The Wilsonian view is that we introduce a momentum cutoff $\Lambda$ above which some magic prevents momenta from existing. "Renormalizing" then means choosing a different cutoff $\Lambda'$. I guess you can view this as "averaging over" the momenta between $\Lambda'$ and $\Lambda$, but what we're averaging is the integrand of the path integral that gives us the partition function of our theory, not "the quantum fields". Explicitly, we view the partition function as a (Euclidean) path integral
$$ Z[J] = \int \mathrm{e}^{-L + J\phi}\mathcal{D}\phi$$
where $\mathcal{D}\phi = \Pi_{\lvert k\rvert < \Lambda} \mathrm{d}\phi_k$ with $\phi_k$ the Fourier modes of the fields (in a box) whose momentum is lower than our cutoff. Renormalizing to $\Lambda'$ means performing all the integrals over $\Lambda' < \lvert k \rvert < \Lambda$. This gives us some factor that we can write as $\mathrm{e}^{-L_\text{eff}}$ (this isn't trivial, but it's true at least perturbatively), and so the Lagrangian of our theory at $\Lambda$ effectively changes to some $L+L_\text{eff}$. The renormalization flow is now moving $\Lambda'$ around and looking at the different effective theories we get this way.
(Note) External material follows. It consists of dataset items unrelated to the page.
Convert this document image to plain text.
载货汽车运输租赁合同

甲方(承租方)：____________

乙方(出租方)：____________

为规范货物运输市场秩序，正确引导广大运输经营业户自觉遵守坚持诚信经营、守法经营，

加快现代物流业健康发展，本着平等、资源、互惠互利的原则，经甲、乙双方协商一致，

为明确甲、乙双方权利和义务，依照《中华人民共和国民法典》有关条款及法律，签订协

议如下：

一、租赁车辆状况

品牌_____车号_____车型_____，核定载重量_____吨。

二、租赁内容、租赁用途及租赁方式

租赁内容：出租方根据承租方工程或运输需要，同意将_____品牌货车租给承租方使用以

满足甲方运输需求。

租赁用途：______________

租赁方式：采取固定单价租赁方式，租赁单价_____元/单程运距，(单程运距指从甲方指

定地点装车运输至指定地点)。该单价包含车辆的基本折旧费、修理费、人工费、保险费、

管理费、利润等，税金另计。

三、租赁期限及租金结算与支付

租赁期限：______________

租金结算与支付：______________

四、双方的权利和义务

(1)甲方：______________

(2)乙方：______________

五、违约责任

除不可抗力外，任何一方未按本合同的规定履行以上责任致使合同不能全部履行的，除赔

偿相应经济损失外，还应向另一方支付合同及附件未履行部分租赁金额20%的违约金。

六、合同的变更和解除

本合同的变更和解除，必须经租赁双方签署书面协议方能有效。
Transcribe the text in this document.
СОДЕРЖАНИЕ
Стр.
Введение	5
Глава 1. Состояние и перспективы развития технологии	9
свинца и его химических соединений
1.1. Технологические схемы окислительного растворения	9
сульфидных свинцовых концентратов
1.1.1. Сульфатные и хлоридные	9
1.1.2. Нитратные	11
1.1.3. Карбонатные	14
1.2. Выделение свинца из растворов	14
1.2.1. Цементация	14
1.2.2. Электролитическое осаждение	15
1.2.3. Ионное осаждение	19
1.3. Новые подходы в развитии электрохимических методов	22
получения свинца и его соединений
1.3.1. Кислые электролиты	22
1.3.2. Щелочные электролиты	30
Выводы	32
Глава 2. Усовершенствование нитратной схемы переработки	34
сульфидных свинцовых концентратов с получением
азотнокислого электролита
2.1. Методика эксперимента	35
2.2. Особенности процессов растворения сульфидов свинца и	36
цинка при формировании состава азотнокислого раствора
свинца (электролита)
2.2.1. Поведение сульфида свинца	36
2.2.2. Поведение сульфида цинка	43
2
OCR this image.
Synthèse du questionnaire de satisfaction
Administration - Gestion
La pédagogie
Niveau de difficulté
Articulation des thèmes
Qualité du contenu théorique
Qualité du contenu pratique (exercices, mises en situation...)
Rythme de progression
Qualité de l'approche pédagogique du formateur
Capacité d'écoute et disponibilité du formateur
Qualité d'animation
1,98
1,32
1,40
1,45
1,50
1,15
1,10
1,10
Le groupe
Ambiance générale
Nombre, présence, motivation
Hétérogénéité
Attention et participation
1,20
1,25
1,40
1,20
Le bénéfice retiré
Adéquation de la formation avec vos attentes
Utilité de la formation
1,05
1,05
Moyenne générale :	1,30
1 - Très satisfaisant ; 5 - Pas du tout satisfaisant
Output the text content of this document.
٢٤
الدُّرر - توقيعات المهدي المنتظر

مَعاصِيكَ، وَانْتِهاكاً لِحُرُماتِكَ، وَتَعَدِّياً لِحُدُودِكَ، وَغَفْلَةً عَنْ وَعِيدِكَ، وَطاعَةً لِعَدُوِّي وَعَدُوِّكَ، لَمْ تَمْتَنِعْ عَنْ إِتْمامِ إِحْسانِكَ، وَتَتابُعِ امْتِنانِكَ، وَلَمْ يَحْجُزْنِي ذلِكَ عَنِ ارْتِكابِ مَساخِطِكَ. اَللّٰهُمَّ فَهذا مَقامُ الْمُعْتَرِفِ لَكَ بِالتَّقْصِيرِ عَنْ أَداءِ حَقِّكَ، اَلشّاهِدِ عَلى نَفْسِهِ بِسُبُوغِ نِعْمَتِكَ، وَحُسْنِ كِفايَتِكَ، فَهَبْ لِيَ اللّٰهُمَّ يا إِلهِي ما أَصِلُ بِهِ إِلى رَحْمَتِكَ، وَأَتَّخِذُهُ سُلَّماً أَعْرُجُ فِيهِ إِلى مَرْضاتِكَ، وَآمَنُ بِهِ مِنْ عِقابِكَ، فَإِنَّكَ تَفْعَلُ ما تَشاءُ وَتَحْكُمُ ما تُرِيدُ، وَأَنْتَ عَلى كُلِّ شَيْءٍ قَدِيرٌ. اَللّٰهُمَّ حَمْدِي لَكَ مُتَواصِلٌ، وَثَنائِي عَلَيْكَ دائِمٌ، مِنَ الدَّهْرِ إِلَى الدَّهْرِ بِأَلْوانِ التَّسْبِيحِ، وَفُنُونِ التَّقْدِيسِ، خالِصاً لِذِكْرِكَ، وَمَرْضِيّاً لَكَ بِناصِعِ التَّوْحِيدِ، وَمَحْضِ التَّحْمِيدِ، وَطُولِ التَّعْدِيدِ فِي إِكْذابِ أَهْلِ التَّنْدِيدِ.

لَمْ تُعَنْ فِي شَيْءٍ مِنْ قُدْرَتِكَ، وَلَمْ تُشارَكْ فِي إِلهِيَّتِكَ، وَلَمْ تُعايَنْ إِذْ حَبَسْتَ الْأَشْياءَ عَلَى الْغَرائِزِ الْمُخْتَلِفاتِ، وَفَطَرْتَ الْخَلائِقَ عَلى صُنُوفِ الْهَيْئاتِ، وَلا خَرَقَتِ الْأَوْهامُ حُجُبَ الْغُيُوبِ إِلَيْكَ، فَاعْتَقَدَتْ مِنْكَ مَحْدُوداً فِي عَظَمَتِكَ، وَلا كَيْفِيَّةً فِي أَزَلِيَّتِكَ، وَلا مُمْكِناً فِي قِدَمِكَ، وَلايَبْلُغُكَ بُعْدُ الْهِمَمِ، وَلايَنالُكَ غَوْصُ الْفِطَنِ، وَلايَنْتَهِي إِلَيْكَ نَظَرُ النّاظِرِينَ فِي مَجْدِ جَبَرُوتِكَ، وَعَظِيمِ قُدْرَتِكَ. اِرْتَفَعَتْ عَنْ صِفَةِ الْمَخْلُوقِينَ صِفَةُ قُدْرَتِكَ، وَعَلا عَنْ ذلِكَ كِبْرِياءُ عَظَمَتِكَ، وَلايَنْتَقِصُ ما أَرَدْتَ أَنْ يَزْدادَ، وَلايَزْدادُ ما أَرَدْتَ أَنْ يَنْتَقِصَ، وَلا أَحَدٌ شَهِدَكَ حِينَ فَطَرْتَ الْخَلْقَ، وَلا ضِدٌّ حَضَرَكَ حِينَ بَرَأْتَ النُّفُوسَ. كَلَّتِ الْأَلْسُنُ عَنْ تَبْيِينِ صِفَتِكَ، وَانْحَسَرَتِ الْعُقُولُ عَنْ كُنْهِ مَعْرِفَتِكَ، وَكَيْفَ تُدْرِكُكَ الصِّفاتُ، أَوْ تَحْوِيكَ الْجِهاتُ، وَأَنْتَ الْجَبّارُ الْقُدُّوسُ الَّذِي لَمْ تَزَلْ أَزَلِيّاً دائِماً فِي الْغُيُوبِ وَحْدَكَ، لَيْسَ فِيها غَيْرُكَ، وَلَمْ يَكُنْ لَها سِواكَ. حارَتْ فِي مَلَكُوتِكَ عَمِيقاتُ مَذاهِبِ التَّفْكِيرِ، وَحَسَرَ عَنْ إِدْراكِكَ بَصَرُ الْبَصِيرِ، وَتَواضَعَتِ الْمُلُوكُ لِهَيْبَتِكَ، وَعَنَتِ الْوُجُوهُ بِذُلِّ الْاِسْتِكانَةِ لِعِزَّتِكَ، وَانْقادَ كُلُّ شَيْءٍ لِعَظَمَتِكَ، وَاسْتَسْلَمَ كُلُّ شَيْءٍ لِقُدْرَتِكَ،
Generically, the effective Lagrangian contains all possible couplings of the fields to each other that aren't forbidden by a symmetry of the Lagrangian we started with, and so the "adjustable parameters" that the post you link talks about become a list of coupling constants - e.g. for $\phi^4$ theory, we get a coupling $\lambda_{2n}(\Lambda')$ for each even number of fields. The choice of $\lambda_{2n}(\Lambda')$ that produces the same scattering amplitudes as our original theory are the correct choice (because a theory whose scattering amplitudes differed would obviously be a different theory), so the "quantity invariant under renormalization" is "just" the S-matrix, not some high-level observable property. There are interesting observations to make that of all the possible $\lambda_{2n}(\Lambda')$, only a few - namely the "renormalizable" and "super-renormalizable" - are relevant at $\Lambda'\ll \Lambda$ (but this is another technical argument I don't want to add here), so if we suppose that the "natural" $\Lambda$ is very high, this can explain why only renormalizable QFTs seem to be relevant for describing our universe at the "low" energy scales $\Lambda'$ at which we're looking at it.
Lastly, let me remark that this Wilsonian view on renormalization is not universal - this is a nice conceptual view, but in practice "integrating out Fourier modes in the path integral" might be a bit of a hassle. Other renormalization schemes exist, and while they will also have a "cutoff" (more generically call "renormalization scale") $\Lambda$, their running couplings $\lambda_{2n}(\Lambda')$ will not agree with Wilsonian renormalization beyond leading order in perturbation theory.